Just recently I re-read the last third, which starts with “The Anti-Cancer Mind”. I’ve been going to a psychologist for just over six months now, and I found that the message on the pages said more to me. I read it more deeply. Here’s something that we should all “hear”:

“It usually takes anywhere from 10 to 40 years for the ’seed’ of cancer in the form of a cellular anomaly to become a detectable cancerous tumour. The seed is born in a healthy cell due to abnormal genes or, much more commonly, exposure to radiation, environmental toxins, or other carcinogens such as benzo(a)-pyrene from cigarette smoke. No psychological factor by itself has ever been identified as being capable of creating that cancer seed.” Servan-Schreiber says that research is “contradictory” on whether emotions can cause or promote cancer, but, anecdotally, cancer often makes its first appearance after a major life stress such as an abortion, a divorce, a death, a child’s illness or the loss of a job. Meditation and reducing stress takes on new importance.

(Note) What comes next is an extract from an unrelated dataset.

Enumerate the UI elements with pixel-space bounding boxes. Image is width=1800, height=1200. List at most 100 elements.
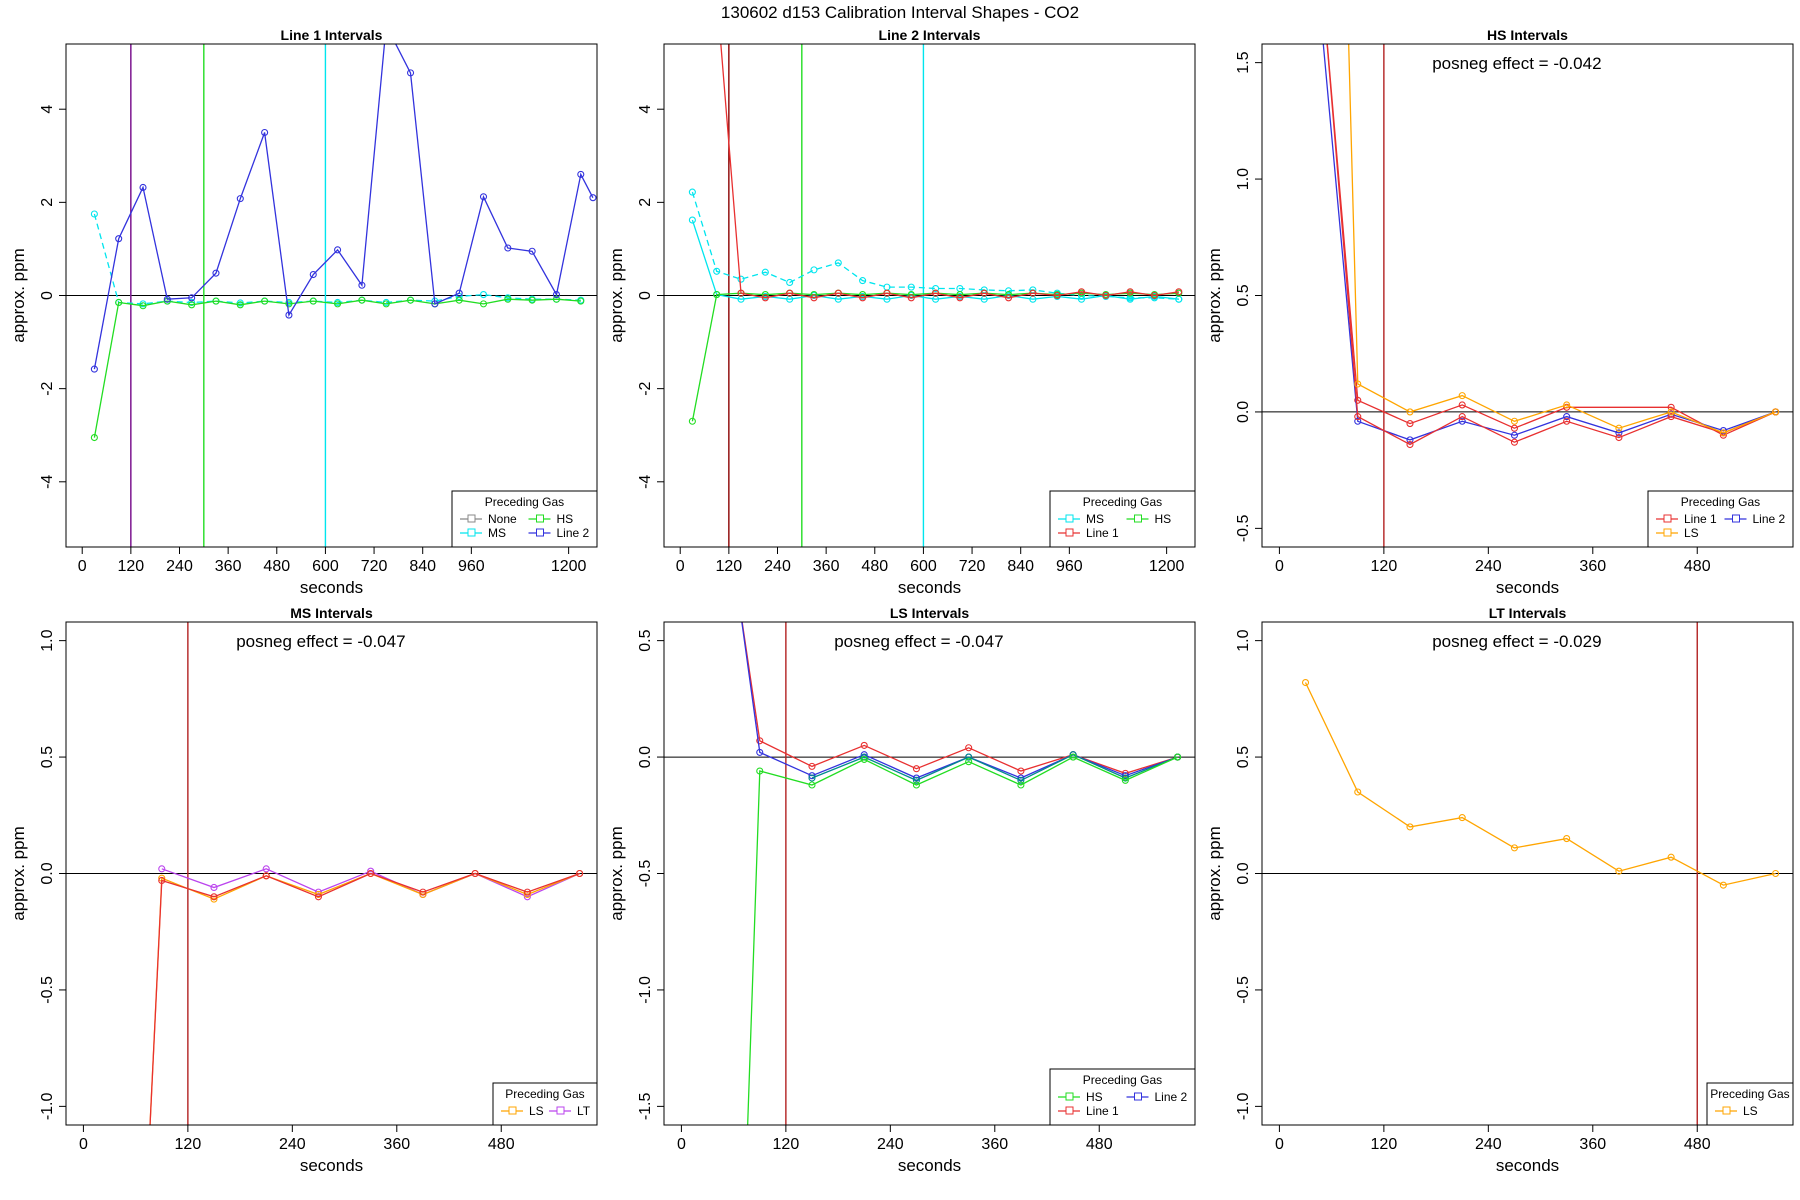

And, for those of us who, like me, have got lazy about exercise (I was doing yoga three times a week, but that was all, I told my self that having had a lover transplant meant I did not have to do “heavy” exercise anymore. I don’t, but I have started jogging for 20 minutes as often as possible) – Servan-Schreiber also notes that adipose tissue (fat) is apparently the body’s favourite storage system for carcinogens… I am looking at my bicycle with renewed love. Exercise can’t prevent cancer any more than the “right” diet can – if your genes are against you – but it is great to do everything in your power to prevent it, or to prevent it coming back, don’t you think?